Sunday, October 09, 2005

Wahhabist Soccer Bashing

I always thought Americans had cornered the market on soccer bashing. However, the invaluable Middle East Media Research Institute (MEMRI) brings word that extremist clerics in Saudi Arabia have denounced the sport as a "infidel" institution and encouraged players to abandon the game and go kill "infidels and apostates" in Iraq instead. MEMRI quotes one such fatwa as follows:

"1. Don't play soccer with four lines [surrounding the field], since this is the way of the non-believers, and the international soccer rules require drawing [these lines] before playing.

"2. One should not use the terminology established by the non-believers and the polytheists, like: 'foul,' 'penalty kick,' 'corner kick,' 'goal,' and 'out of bounds.' Whoever pronounces these terms should be punished, reprimanded, kicked out of the game, and should even be told in public: 'You have come to resemble the non-believers and the polytheists, and this has been forbidden.'

"3. If one of you falls during the game and breaks his hand or his foot, or if the ball hits his hand, he shall not say 'foul' and shall not stop playing because of his injury. The one who caused his injury shall not receive a yellow or a red card, but rather the case shall be judged according to Muslim law in the case of a broken bone or an injury. The injured player shall exercise his rights according to the shari'a, as [is stated] in the Koran, and you must testify together with him that so-and-so tripped him up intentionally.
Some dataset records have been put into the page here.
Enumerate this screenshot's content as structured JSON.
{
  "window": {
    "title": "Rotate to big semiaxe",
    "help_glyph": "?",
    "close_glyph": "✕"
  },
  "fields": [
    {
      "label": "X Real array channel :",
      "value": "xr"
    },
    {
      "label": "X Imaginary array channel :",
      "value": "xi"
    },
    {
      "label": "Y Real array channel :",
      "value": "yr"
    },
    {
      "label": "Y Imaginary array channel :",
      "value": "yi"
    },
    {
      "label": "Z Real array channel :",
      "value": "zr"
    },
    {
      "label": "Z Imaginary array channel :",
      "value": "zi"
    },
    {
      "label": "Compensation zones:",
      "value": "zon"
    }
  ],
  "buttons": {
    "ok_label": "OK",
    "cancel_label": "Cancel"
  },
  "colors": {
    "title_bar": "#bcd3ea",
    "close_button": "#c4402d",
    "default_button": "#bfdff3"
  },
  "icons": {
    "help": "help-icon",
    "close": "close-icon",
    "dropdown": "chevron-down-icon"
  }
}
"4. Do not set the number [of players] according to the number of players used by the non-believers, the Jews, the Christians, and especially the vile America. In other words, 11 players shall not play together. Make it a larger or a smaller number.

Okay, let me make sure I've got this straight: no lines on the field; no use of "infidel" terminology"; Sharia law instead of a referee; and no 11 players a side. Sounds like fun, we'll have to try this at our next pickup game. Or not.

As MEMRI points out, these fatwas are so ridiculous that most Saudis have rejected them. Still, they offer a fascinating glimpse into the worldview of radical Islamists.